Small Business Strategies: Deal Site or No Deal Site?

Small businesses negotiate the potential online deal minefield.

ByABC News
September 29, 2011, 10:53 PM

Oct. 1, 2011 — -- Everybody loves a deal.

The prospect of getting a bargain has driven the phenomenal success of daily deal sites such as Groupon, Living Social, and hundreds of others. While these deals may be great for consumers, are they a good idea for you to promote your small business and generate sales?

Yes. No. Maybe.

Your success with daily deal sites all depends on how, when, and why you use them.

I asked small businesses to share their experiences using daily deal sites and heard from dozens.

For some, these offers were invaluable business builders. Others rued the day they ever signed up — losing money, attracting only bargain-hunting customers.

The two largest sites, Groupon and LivingSocial, are well known, but there are hundreds, such as Gilt.com or RueLaLa for fashion, Zulilly and Totsy for kids stuff, Mamapedia and PlumDistrict for moms, LifeBooker for health and beauty. (Gannett has its own Deal Chicken.)

A deal site sends an email daily to those who've signed up. You pay nothing to be included, but the deal site gets a hefty percentage of a sale — 40% to 50%. Typically, you must offer at least a 50% discount.

So here's what a money breakdown might look like: You offer your normal $100 carpet cleaning for $50. With each sale, you get $25, the site gets $25. Those who never redeem the coupon add to your profit margin: Businesses report 5% to 40% nonredemption rates.

If you're considering doing a daily deal offer, keep these strategies mind:

1. Offer services, rather than products. It's generally far less costly since you don't have the cost of goods.

Spokeswoman Julie Mosler says the majority of Groupon's deals now are what she calls "experiences."

"We make money on the food we sell," said Eliza Ward, co-owner of ChefShop in Seattle, who has successfully used deal sites for discounts on cooking classes. "If I were to give away a $20 gift certificate for $10 worth of product, it wouldn't work for us financially."

2. Create offers where customers come back repeatedly to help build a committed customer base.

"With our second deal (with Groupon), we raised the price and made the offer for three oil changes," said Matt Allen, owner of Virginia Auto Service in Phoenix. "The number of sales dropped by half — 242 were sold. But we got a customer that better matches our desired customer base."
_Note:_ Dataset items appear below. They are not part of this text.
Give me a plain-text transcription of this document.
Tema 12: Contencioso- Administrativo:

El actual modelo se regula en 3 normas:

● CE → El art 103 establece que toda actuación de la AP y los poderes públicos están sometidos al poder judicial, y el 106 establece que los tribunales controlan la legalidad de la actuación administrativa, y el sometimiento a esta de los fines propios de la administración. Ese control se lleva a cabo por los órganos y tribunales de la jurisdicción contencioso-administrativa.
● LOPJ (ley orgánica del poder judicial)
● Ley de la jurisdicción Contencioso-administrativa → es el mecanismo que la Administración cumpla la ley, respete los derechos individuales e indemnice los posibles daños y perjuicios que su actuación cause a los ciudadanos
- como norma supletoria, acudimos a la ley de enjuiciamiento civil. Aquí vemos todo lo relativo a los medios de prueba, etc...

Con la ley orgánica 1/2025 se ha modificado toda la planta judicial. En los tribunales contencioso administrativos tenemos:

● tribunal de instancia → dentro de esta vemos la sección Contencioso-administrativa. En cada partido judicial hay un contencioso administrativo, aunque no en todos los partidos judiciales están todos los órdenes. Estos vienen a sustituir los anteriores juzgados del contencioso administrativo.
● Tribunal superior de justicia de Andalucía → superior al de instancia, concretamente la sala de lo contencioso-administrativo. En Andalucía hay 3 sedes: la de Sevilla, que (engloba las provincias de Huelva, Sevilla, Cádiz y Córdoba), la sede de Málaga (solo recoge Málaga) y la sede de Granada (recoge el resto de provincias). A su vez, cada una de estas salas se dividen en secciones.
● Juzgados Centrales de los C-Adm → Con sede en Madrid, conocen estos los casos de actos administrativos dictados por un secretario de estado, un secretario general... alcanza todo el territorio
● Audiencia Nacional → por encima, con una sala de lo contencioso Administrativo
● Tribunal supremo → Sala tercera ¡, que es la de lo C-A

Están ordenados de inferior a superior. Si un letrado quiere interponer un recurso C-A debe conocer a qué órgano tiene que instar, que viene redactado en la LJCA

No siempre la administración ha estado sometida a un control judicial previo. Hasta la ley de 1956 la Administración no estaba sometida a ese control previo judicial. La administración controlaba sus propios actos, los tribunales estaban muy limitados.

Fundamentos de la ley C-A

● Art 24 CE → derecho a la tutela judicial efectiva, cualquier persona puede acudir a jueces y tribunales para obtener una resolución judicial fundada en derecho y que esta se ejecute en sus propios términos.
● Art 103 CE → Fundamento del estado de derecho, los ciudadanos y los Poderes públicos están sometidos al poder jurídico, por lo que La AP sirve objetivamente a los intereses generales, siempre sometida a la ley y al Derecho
3. Try not to cannibalize existing customers. Deals are best to launch a new business, to try during slow periods, or to move excess inventory.

4. Test. Try different offers and different sites to see what works for you.

A more targeted site may be a better fit and less costly than a general, national site. ChefShop's Ward started with RueLaLa and Tippr, smaller sites before going to LivingSocial.

"Once we felt confident about what deal was affordable and do-able for us, we offered it on LivingSocial," she said.

5. Place a cap on the number sold— an absolute must — and start with a small number. Make sure your staff can handle the increased demand.

"Some merchant's eyes are bigger than their stomachs," Groupon's Mosler said.

6. Include your own fine print. Limit redemption to only one per customer, not to be combined with other discounts, and other limits that make sense to protect you.